Verification of out-of-control situations detected by "average of normal" approach.

OBJECTIVES: "Average of normal" (AoN) or "moving average" is increasingly used as an adjunct quality control tool in laboratory practice. Little guidance exists on how to verify if an out-of-control situation in the AoN chart is due to a shift in analytical performance, or underlying patient characteristics. DESIGN AND METHODS: Through simulation based on clinical data, we examined 1) the location of the last apparently stable period in the AoN control chart after an analytical shift, and 2) an approach to verify if the observed shift is related to an analytical shift by repeat testing of archived patient samples from the stable period for 21 common analytes. RESULTS: The number of blocks of results to look back for the stable period increased with the duration of the analytical shift, and was larger when smaller AoN block sizes were used. To verify an analytical shift, 3 archived samples from the analytically stable period should be retested. In particular, the process is deemed to have shifted if a difference of >2 analytical standard deviations (i.e. 1:2s rejection rule) between the original and retested results are observed in any of the 3 samples produced. The probability of Type-1 error (i.e., false rejection) and power (i.e., detecting true analytical shift) of this rule are <0.1 and >0.9, respectively. CONCLUSIONS: The use of appropriately archived patient samples to verify an apparent analytical shift is preferred to quality control materials. Nonetheless, the above findings may also apply to quality control materials, barring matrix effects.

Bayesian approach to guide termination of retrospective retesting after detection of a systematic quality control failure.

BACKGROUND: When a systematic error is detected in the analytical process, ideally, one seeks to retest only patient samples between the onset of the error and the time the error was detected. In practice, the onset of error is often unknown, and patient samples are retrospectively retested back to the last acceptable QC sample. This can be wasteful of reagents and operator time. METHODS: An alternative approach that is based on the expected number of spurious results is described to determine when retrospective retesting should terminate.

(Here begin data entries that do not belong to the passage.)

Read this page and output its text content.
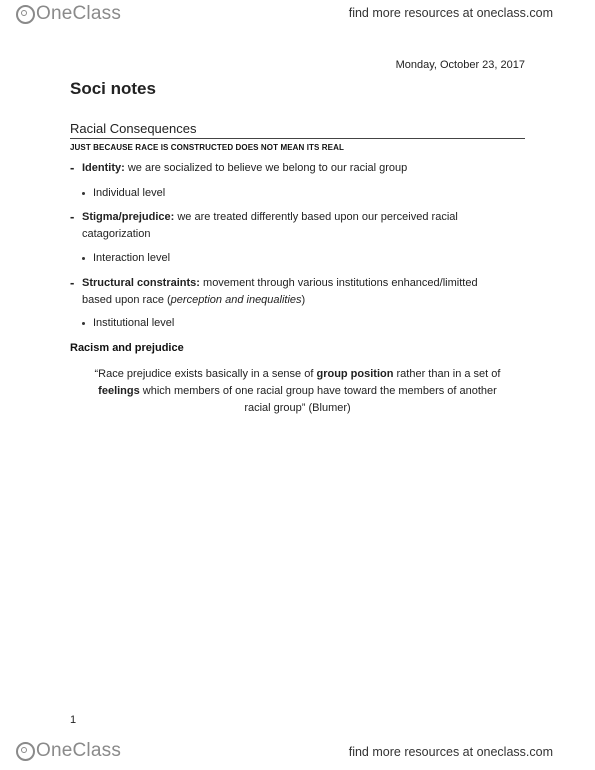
OneClass	find more resources at oneclass.com
Monday, October 23, 2017
Soci notes
Racial Consequences
JUST BECAUSE RACE IS CONSTRUCTED DOES NOT MEAN ITS REAL
- Identity: we are socialized to believe we belong to our racial group
Individual level
- Stigma/prejudice: we are treated differently based upon our perceived racial
catagorization
Interaction level
- Structural constraints: movement through various institutions enhanced/limitted
based upon race (perception and inequalities)
Institutional level
Racism and prejudice
“Race prejudice exists basically in a sense of group position rather than in a set of
feelings which members of one racial group have toward the members of another
racial group” (Blumer)
1
OneClass	find more resources at oneclass.com
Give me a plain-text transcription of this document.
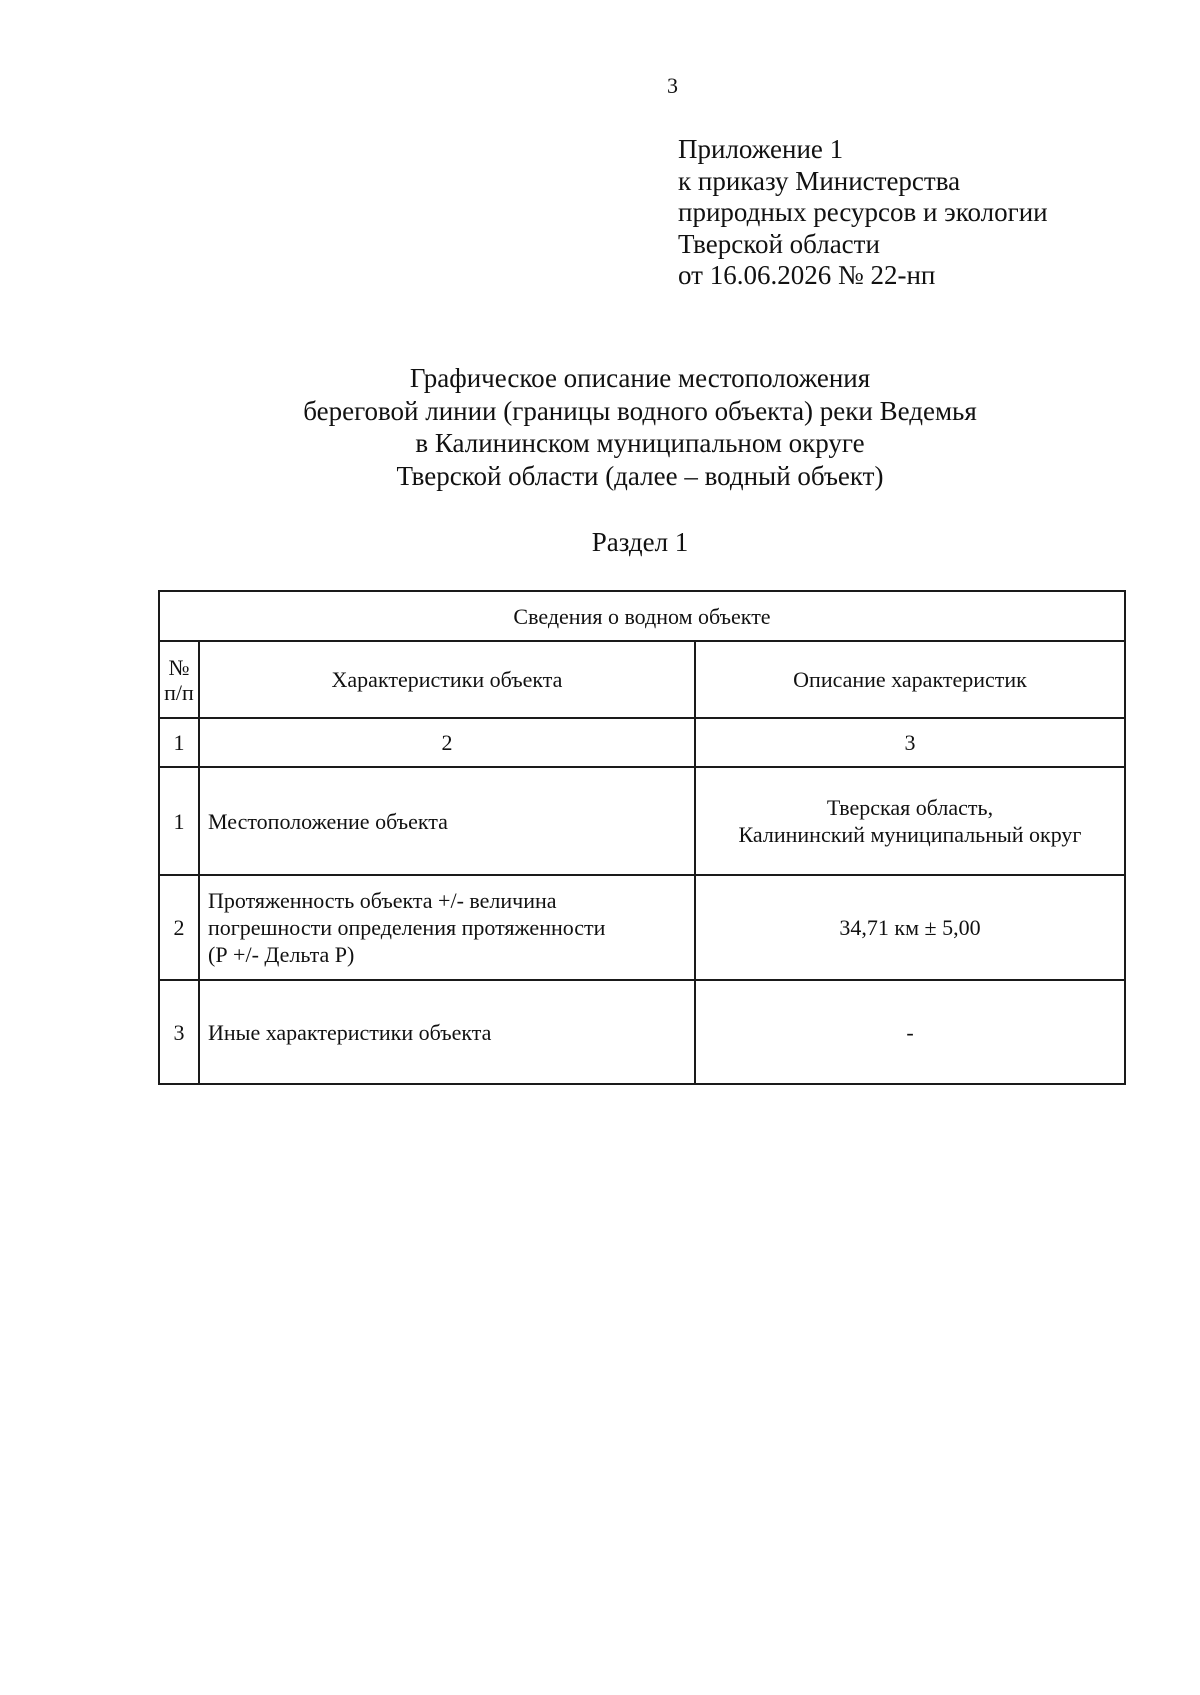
3
Приложение 1
к приказу Министерства
природных ресурсов и экологии
Тверской области
от 16.06.2026 № 22-нп
Графическое описание местоположения
береговой линии (границы водного объекта) реки Ведемья
в Калининском муниципальном округе
Тверской области (далее – водный объект)
Раздел 1
Сведения о водном объекте		

№
п/п	Характеристики объекта	Описание характеристик
1	2	3
1	Местоположение объекта	Тверская область,
Калининский муниципальный округ

2	Протяженность объекта +/- величина
погрешности определения протяженности
(Р +/- Дельта Р)	34,71 км ± 5,00

3	Иные характеристики объекта	-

Assuming each patient sample was independently measured by an analytical process with an underlying Gaussian distribution, a Bayesian model that takes into account the difference between the original and retest result of each patient sample was developed. RESULTS: We are able to significantly reduce the number of samples retested, while ensuring that the average number of spurious results observed under the proposed retesting procedure was similar to or only marginally higher than the baseline number of spurious results when the assay was in control. CONCLUSION: Patient samples measured after the systematic error have high probabilities of being retested under the proposed retesting procedure.